Anne enseigne pour sa part l’allemand en collège à Paris. Elle qui a exercé du primaire au lycée en passant par les classes prépas estime que c’est au collège que les élèves ont l’âge le plus difficile. « Ici se reflètent le mal-être des enfants, l’ambiance à la maison, la période fréquente des divorces… L’impulsivité est à son maximum, il y a une hyper sensibilité. C’est le moment des rapports de force et de positionnement dans la classe », remarque-t-elle. A 57 ans, elle constate que la société a changé le rapport à l’autorité et à l’école, que les parents sont plus méfiants vis-à-vis de l’institution et surprotègent leur enfant. « On survalorise les contenus, les connaissances mais on n’accorde pas d’importance à la psychologie, à la communication. On me reproche souvent de « trop discuter » avec les élèves ou de « vouloir faire la psy »… », regrette Anne qui prône avant tout les explications et le dialogue avec les élèves et leurs parents, mais sanctionne aussi. « Ce métier, un des rares où l’on est seul(e) face à un groupe, est extrêmement difficile et gourmand en énergie et tension nerveuse, même quand le cours se passe bien. Il suffit d’un élève ou deux pour déstabiliser tout le groupe. Pour beaucoup, le problème vient du prof qui ne sait pas gérer. Ca ne se dit pas entre profs ni à sa hiérarchie qu’on a des difficultés. C’est un tabou absolu et une solitude terrible pour le prof », confie-t-elle.
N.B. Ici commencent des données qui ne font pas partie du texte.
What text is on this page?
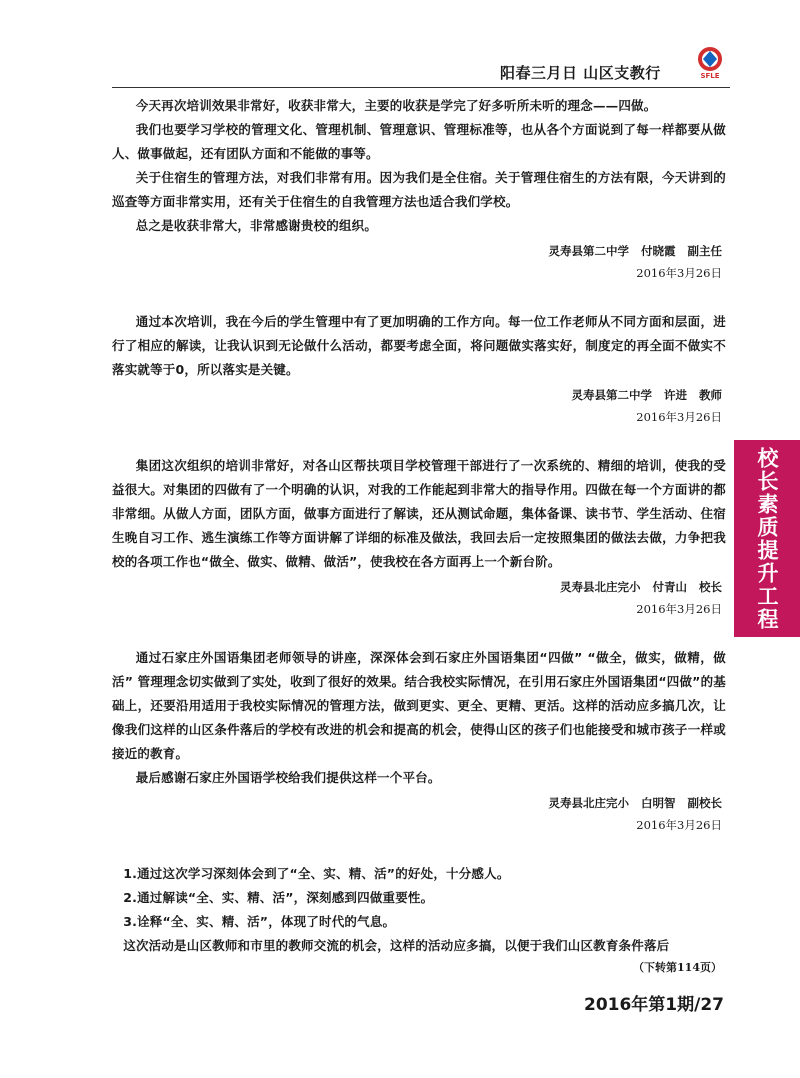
阳春三月日 山区支教行	SFLE

今天再次培训效果非常好，收获非常大，主要的收获是学完了好多听所未听的理念——四做。

我们也要学习学校的管理文化、管理机制、管理意识、管理标准等，也从各个方面说到了每一样都要从做人、做事做起，还有团队方面和不能做的事等。

关于住宿生的管理方法，对我们非常有用。因为我们是全住宿。关于管理住宿生的方法有限，今天讲到的巡查等方面非常实用，还有关于住宿生的自我管理方法也适合我们学校。

总之是收获非常大，非常感谢贵校的组织。

灵寿县第二中学   付晓霞   副主任
2016年3月26日

通过本次培训，我在今后的学生管理中有了更加明确的工作方向。每一位工作老师从不同方面和层面，进行了相应的解读，让我认识到无论做什么活动，都要考虑全面，将问题做实落实好，制度定的再全面不做实不落实就等于0，所以落实是关键。

灵寿县第二中学   许进   教师
2016年3月26日

集团这次组织的培训非常好，对各山区帮扶项目学校管理干部进行了一次系统的、精细的培训，使我的受益很大。对集团的四做有了一个明确的认识，对我的工作能起到非常大的指导作用。四做在每一个方面讲的都非常细。从做人方面，团队方面，做事方面进行了解读，还从测试命题，集体备课、读书节、学生活动、住宿生晚自习工作、逃生演练工作等方面讲解了详细的标准及做法，我回去后一定按照集团的做法去做，力争把我校的各项工作也“做全、做实、做精、做活”，使我校在各方面再上一个新台阶。

灵寿县北庄完小   付青山   校长
2016年3月26日

通过石家庄外国语集团老师领导的讲座，深深体会到石家庄外国语集团“四做” “做全，做实，做精，做活” 管理理念切实做到了实处，收到了很好的效果。结合我校实际情况，在引用石家庄外国语集团“四做”的基础上，还要沿用适用于我校实际情况的管理方法，做到更实、更全、更精、更活。这样的活动应多搞几次，让像我们这样的山区条件落后的学校有改进的机会和提高的机会，使得山区的孩子们也能接受和城市孩子一样或接近的教育。

最后感谢石家庄外国语学校给我们提供这样一个平台。

灵寿县北庄完小   白明智   副校长
2016年3月26日

1.通过这次学习深刻体会到了“全、实、精、活”的好处，十分感人。

2.通过解读“全、实、精、活”，深刻感到四做重要性。

3.诠释“全、实、精、活”，体现了时代的气息。

这次活动是山区教师和市里的教师交流的机会，这样的活动应多搞，以便于我们山区教育条件落后

（下转第114页）
校长素质提升工程
2016年第1期/27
Être soutenu par ses pairs


Frédérique, professeure de lettres en lycée en Occitanie, a également trente ans de métier. Ses élèves sont plus âgés mais l’insolence existe encore. Parfois, plutôt que de les affronter, l’enseignante tente l’ironie, les lycéens ayant une meilleure maîtrise de la langue et davantage accès au second degré. « S’ils rient de moi pour un lapsus ou une distraction, je ris avec eux. En revanche, toute moquerie malveillante est proscrite, toute tentative de harcèlement (ce n’est pas rare) d’un-e camarade immédiatement punie. (…) Parfois, la sanction immédiate est nécessaire. Parfois, il est plus utile de marquer fermement sa réprobation et de convoquer, devant la classe, l’élève pour un dialogue en fin de cours », déclare Frédérique. Pour faire face à certains élèves qui « s’imaginent en consommateurs tout puissants et manquent de l’éducation la plus élémentaire », elle reconnaît que le soutien des équipes et de la hiérarchie est indispensable au risque de se faire déborder. « Je crois qu’il faut aux adolescents de vrais adultes en face d’eux, que ce soit pour s’y confronter ou pour recevoir leur appui », conclut Frédérique.
Loin d’avoir une méthode imparable face aux incivilités, chacun tente de trouver des solutions, si possible en étant épaulé.